My guys are taking most the aspen shavings I use for bedding and piling it up in one place in the cage and leaving bare spots on the floor of their cage...I tried making the bedding deeper but they still do it anyway...is there a reason they are doing this? I have both a little house and a tube with that nesting material in it and they go sleep in these alot too.. ??? The bare spots are probably bothering me alot more than them LOL


----------



## js6stone (Aug 7, 2009)

They think it's fun! Mine do it too.
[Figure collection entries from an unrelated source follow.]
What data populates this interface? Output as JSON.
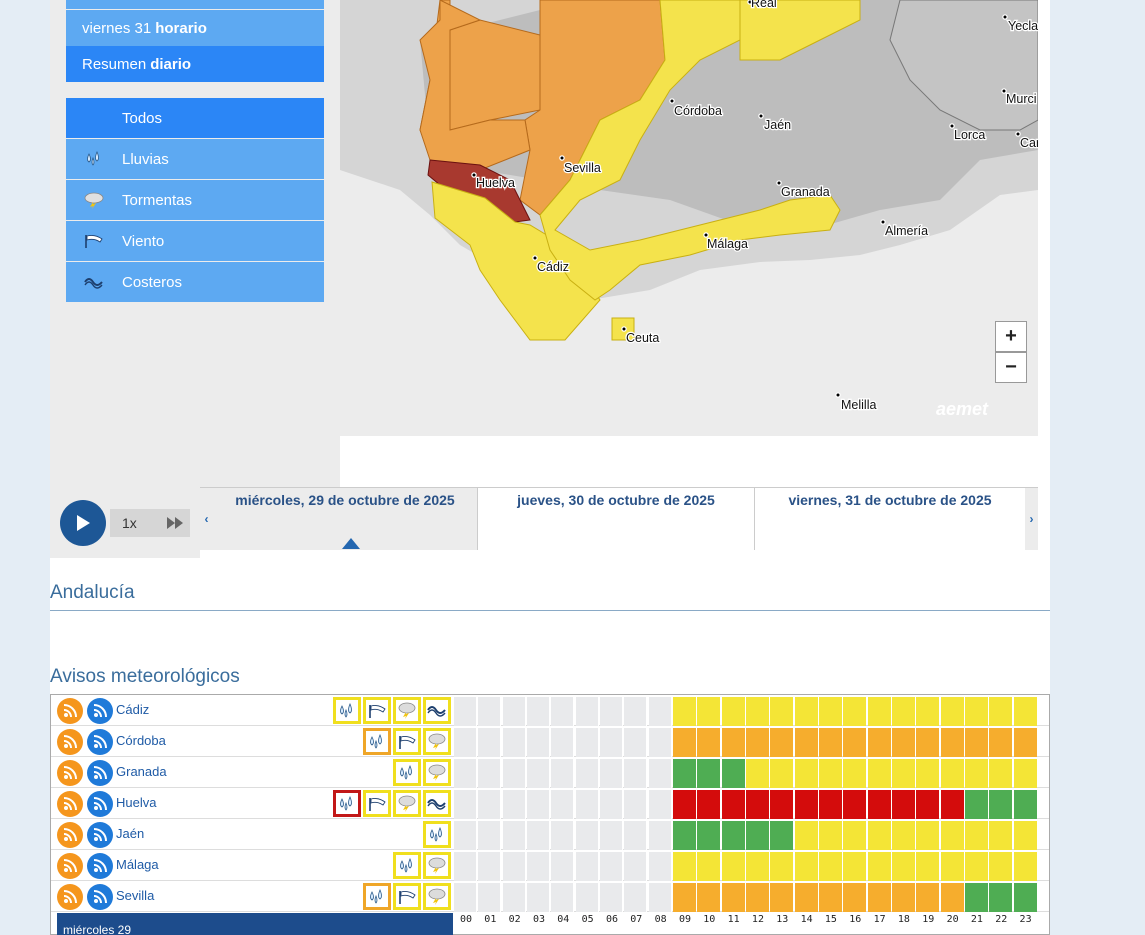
{
  "nav": {
    "horario": {
      "pre": "viernes 31",
      "bold": "horario"
    },
    "resumen": {
      "pre": "Resumen",
      "bold": "diario"
    }
  },
  "filters": [
    {
      "label": "Todos",
      "icon": "none"
    },
    {
      "label": "Lluvias",
      "icon": "rain-icon"
    },
    {
      "label": "Tormentas",
      "icon": "storm-icon"
    },
    {
      "label": "Viento",
      "icon": "wind-icon"
    },
    {
      "label": "Costeros",
      "icon": "coastal-icon"
    }
  ],
  "map": {
    "cities": [
      "Real",
      "Yecla",
      "Murci",
      "Lorca",
      "Car",
      "Córdoba",
      "Jaén",
      "Huelva",
      "Sevilla",
      "Granada",
      "Almería",
      "Málaga",
      "Cádiz",
      "Ceuta",
      "Melilla"
    ],
    "zoom_in": "+",
    "zoom_out": "−",
    "brand": "aemet"
  },
  "player": {
    "speed": "1x"
  },
  "dates": [
    "miércoles, 29 de octubre de 2025",
    "jueves, 30 de octubre de 2025",
    "viernes, 31 de octubre de 2025"
  ],
  "region_title": "Andalucía",
  "warnings_title": "Avisos meteorológicos",
  "colors": {
    "yellow": "#f4e536",
    "orange": "#f6ad2d",
    "red": "#d40c0c",
    "green": "#4fad53",
    "gray": "#e9eaec"
  },
  "provinces": [
    {
      "name": "Cádiz",
      "icons": [
        {
          "type": "rain-icon",
          "level": "yellow"
        },
        {
          "type": "wind-icon",
          "level": "yellow"
        },
        {
          "type": "storm-icon",
          "level": "yellow"
        },
        {
          "type": "coastal-icon",
          "level": "yellow"
        }
      ],
      "hours": "ggggggggg yyyyyyyyyyyyyyy"
    },
    {
      "name": "Córdoba",
      "icons": [
        {
          "type": "rain-icon",
          "level": "orange"
        },
        {
          "type": "wind-icon",
          "level": "yellow"
        },
        {
          "type": "storm-icon",
          "level": "yellow"
        }
      ],
      "hours": "ggggggggg ooooooooooooooo"
    },
    {
      "name": "Granada",
      "icons": [
        {
          "type": "rain-icon",
          "level": "yellow"
        },
        {
          "type": "storm-icon",
          "level": "yellow"
        }
      ],
      "hours": "ggggggggg GGGyyyyyyyyyyyy"
    },
    {
      "name": "Huelva",
      "icons": [
        {
          "type": "rain-icon",
          "level": "red"
        },
        {
          "type": "wind-icon",
          "level": "yellow"
        },
        {
          "type": "storm-icon",
          "level": "yellow"
        },
        {
          "type": "coastal-icon",
          "level": "yellow"
        }
      ],
      "hours": "ggggggggg rrrrrrrrrrrrGGG"
    },
    {
      "name": "Jaén",
      "icons": [
        {
          "type": "rain-icon",
          "level": "yellow"
        }
      ],
      "hours": "ggggggggg GGGGGyyyyyyyyyy"
    },
    {
      "name": "Málaga",
      "icons": [
        {
          "type": "rain-icon",
          "level": "yellow"
        },
        {
          "type": "storm-icon",
          "level": "yellow"
        }
      ],
      "hours": "ggggggggg yyyyyyyyyyyyyyy"
    },
    {
      "name": "Sevilla",
      "icons": [
        {
          "type": "rain-icon",
          "level": "orange"
        },
        {
          "type": "wind-icon",
          "level": "yellow"
        },
        {
          "type": "storm-icon",
          "level": "yellow"
        }
      ],
      "hours": "ggggggggg ooooooooooooGGG"
    }
  ],
  "timeline": {
    "day_label": "miércoles 29",
    "hours": [
      "00",
      "01",
      "02",
      "03",
      "04",
      "05",
      "06",
      "07",
      "08",
      "09",
      "10",
      "11",
      "12",
      "13",
      "14",
      "15",
      "16",
      "17",
      "18",
      "19",
      "20",
      "21",
      "22",
      "23"
    ]
  }
}
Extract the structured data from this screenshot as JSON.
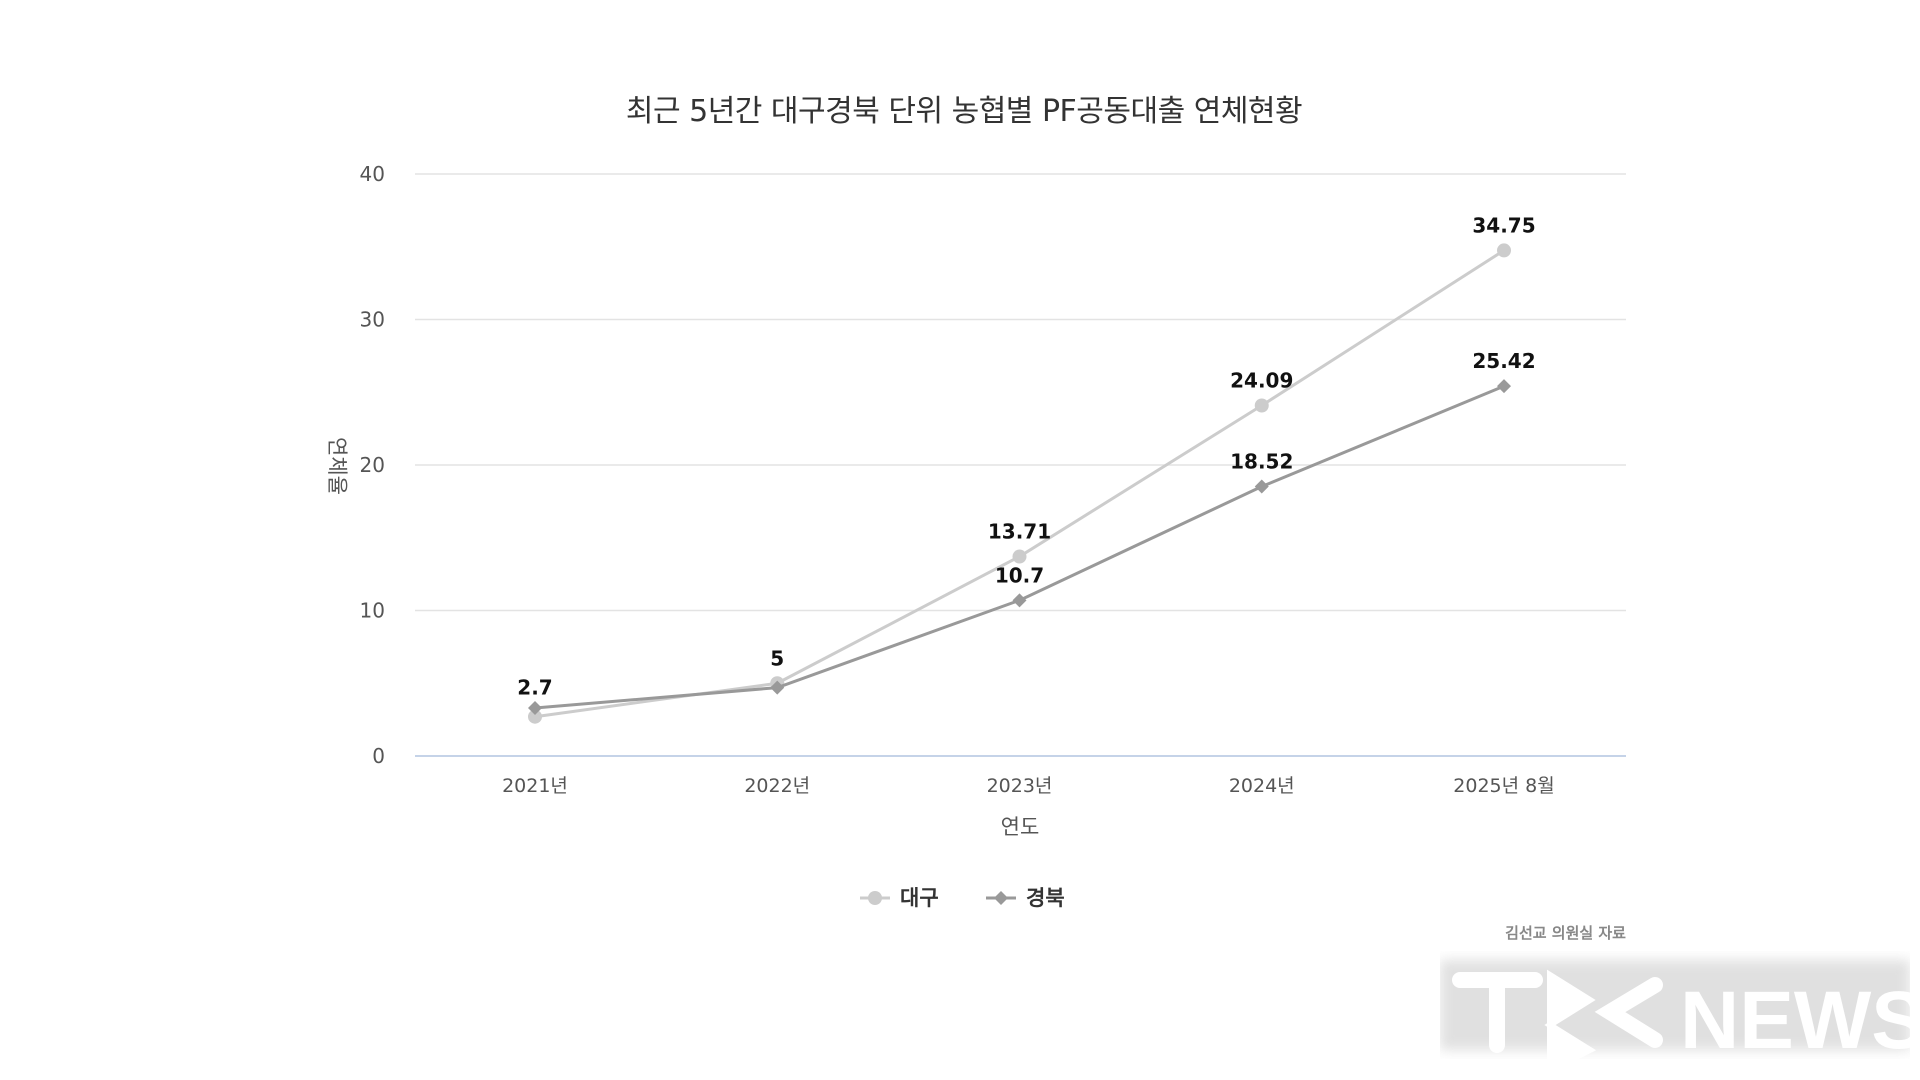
{
  "chart_data": {
    "type": "line",
    "title": "최근 5년간 대구경북 단위 농협별 PF공동대출 연체현황",
    "xlabel": "연도",
    "ylabel": "연체율",
    "categories": [
      "2021년",
      "2022년",
      "2023년",
      "2024년",
      "2025년 8월"
    ],
    "ylim": [
      0,
      40
    ],
    "yticks": [
      "0",
      "10",
      "20",
      "30",
      "40"
    ],
    "ytick_values": [
      0,
      10,
      20,
      30,
      40
    ],
    "grid": true,
    "legend_position": "bottom",
    "series": [
      {
        "name": "대구",
        "color": "#cccccc",
        "marker": "circle",
        "values": [
          2.7,
          5,
          13.71,
          24.09,
          34.75
        ],
        "labels": [
          "2.7",
          "5",
          "13.71",
          "24.09",
          "34.75"
        ]
      },
      {
        "name": "경북",
        "color": "#999999",
        "marker": "diamond",
        "values": [
          3.3,
          4.7,
          10.7,
          18.52,
          25.42
        ],
        "labels": [
          "",
          "",
          "10.7",
          "18.52",
          "25.42"
        ]
      }
    ]
  },
  "source": "김선교 의원실 자료",
  "watermark": "TBC NEWS"
}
I woke up to a pile falling out of the bars. : I wish they wouldn't do it because then the pee and poo lands on the plastic and the cage starts smelling a lot faster.


----------



## begoodtoanimals (Dec 6, 2007)

Yep, that's what they do and why they are so unique and fun .
You can't make them do anything.


----------



## Drasar (Aug 20, 2009)

Yeah...they are worst than Kids, I keep telling them not to do it but they just look at me like they have no idea what I'm talking about LOL ;D 
Okay now for the question...I've heard/read put 1" of bedding in their home and I've heard 2"...what do you experienced Ratpeople say is best or are both right/wrong?...I want them to be Happy


----------



## maddy (Jul 27, 2009)

they are happy, that's why they move the bedding about
mine also do it


----------



## this_wallflower (Apr 19, 2009)

I put about 2 inches down in the babies but my older solo male did not seem to be a fan of the aspen and thus is back on fleece.


----------



## teresaisaacs (Jul 31, 2009)

my girls are on fleece with aspen in their potty... they love rooting around in it and hiding their food in it (as well as peeing and pooping all over it!) eew!


----------



## ChloeLouise (Apr 5, 2009)

Mine used to do this. Now I distract them with toilet paper and paper towels. They like it so much more cause they can shred it!


----------



## shinzo-chan (Apr 2, 2008)

Heh, mine do that too. I like their cage to look as clean and tidy as possible, espespecially after I spent 2 hours cleaning the **** thing, but hey, you cant make them do anything lol. You just have to live with it like the rest of us ratty worshipers =P


----------



## Shaun (Sep 9, 2009)

Haha mine did this, and I found it pretty odd. Just random patches in the cage, where its the bottom of the cage =S


----------



## Stace87 (Jun 24, 2008)

One of mine does that, but to bury food.


----------



## xxzz6760 (May 1, 2009)

My crazy boy loves to kick the bedding out of the cage with his back feet, or even climb up the sides of the cage with some of it in his hands so he can drop it from the top of the cage. Rats are just crazy like that!  I think they just like to aggravate.


----------



## begoodtoanimals (Dec 6, 2007)

Another variation: I have aspen in their litter box. Well, one had draped a piece of cloth over it and now she a new cozy sleeping place.


----------



## Drasar (Aug 20, 2009)

When I first got my guys they were...interesting, then facinating...then amazing  and now I absolutly love them... ;D


----------